1. Photodetection apparatus comprising:

photosensitive means usefully responsive to electromagnetic energy in a first wavelength region;

active pre-charged photon energy conversion means for receiving electromagnetic energy of wavelengths longer than said first wavelength region and in a region to which said photosensitive means is insensitive and emitting electromagnetic energy in said first wavelength region in response thereto, said energy conversion means being substantially optically transparent to radiations over a substantial portion of said first wavelength region; and

means optically coupling said energy conversion means to said photosensitive means, including direct physical contact thereto, whereby said photosensitive means provides information concerning incident electromagnetic energy in both said first wavelength region and at said longer wavelengths.

2. Photodetection apparatus according to claim 1, wherein said photosensitive means comprises an image intensifier tube.

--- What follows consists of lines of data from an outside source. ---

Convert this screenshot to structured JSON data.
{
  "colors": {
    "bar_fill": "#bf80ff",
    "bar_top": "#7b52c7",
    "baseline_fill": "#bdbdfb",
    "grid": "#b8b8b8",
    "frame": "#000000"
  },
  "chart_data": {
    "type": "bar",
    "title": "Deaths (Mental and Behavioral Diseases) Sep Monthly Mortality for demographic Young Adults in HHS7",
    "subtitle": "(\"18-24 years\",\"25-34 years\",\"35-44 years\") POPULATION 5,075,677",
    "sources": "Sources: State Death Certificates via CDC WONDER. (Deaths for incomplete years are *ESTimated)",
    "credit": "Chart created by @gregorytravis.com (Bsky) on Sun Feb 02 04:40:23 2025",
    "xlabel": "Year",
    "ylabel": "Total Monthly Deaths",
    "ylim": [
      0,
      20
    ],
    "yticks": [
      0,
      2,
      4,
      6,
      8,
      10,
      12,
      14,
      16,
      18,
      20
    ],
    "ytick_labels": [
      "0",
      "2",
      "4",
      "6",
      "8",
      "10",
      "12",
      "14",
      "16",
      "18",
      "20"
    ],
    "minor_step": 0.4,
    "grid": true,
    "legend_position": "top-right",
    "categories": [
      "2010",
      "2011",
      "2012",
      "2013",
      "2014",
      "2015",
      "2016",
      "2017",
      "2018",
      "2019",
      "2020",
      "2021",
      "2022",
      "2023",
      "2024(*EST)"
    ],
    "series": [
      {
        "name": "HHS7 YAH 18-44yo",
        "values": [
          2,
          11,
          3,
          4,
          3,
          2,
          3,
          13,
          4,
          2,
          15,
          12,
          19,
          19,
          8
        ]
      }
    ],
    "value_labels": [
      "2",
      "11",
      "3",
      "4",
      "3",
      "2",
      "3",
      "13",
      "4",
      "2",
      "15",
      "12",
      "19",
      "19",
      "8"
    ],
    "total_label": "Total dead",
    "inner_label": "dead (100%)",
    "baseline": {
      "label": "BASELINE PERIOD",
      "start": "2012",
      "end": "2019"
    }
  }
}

3. Photodetection apparatus according to claim 1, wherein said photon energy conversion means comprises a material which emits electromagnetic energy of shorter wavelengths than the wavelengths of the incident electromagnetic energy; and a carrier for said material.

4. Photodetection apparatus according to claim 3, wherein said material comprises a base of calcium sulfide.

5. Photodetection apparatus according to claim 4, wherein said material further comprises dopants of europium and samarium.

6. Photodetection apparatus according to claim 3, wherein said carrier is the fiber-optic faceplate of a photosensitive means.

7. Photodetection apparatus according to claim 3, wherein said carrier material comprises a sapphire substrate.

8. Photodetection apparatus according to claim 1, wherein said apparatus further includes housing means for said photon energy conversion means and said photosensitive means.

9. Photodetection apparatus according to claim 2, wherein said photon energy conversion means is disposed in a replaceable plate which fits over said image intensifier tube.

10. Photodetection apparatus according to claim 2, wherein said photon energy conversion means is permanently disposed within said image intensifier tube.

11. Photodetection apparatus according to claim 2, wherein said photon energy conversion means covers only a portion of the field of view of said image intensifier tube.

12. Photodetection apparatus according to claim 2, further comprising a CCD sensor disposed at the output of said image intensifier tube.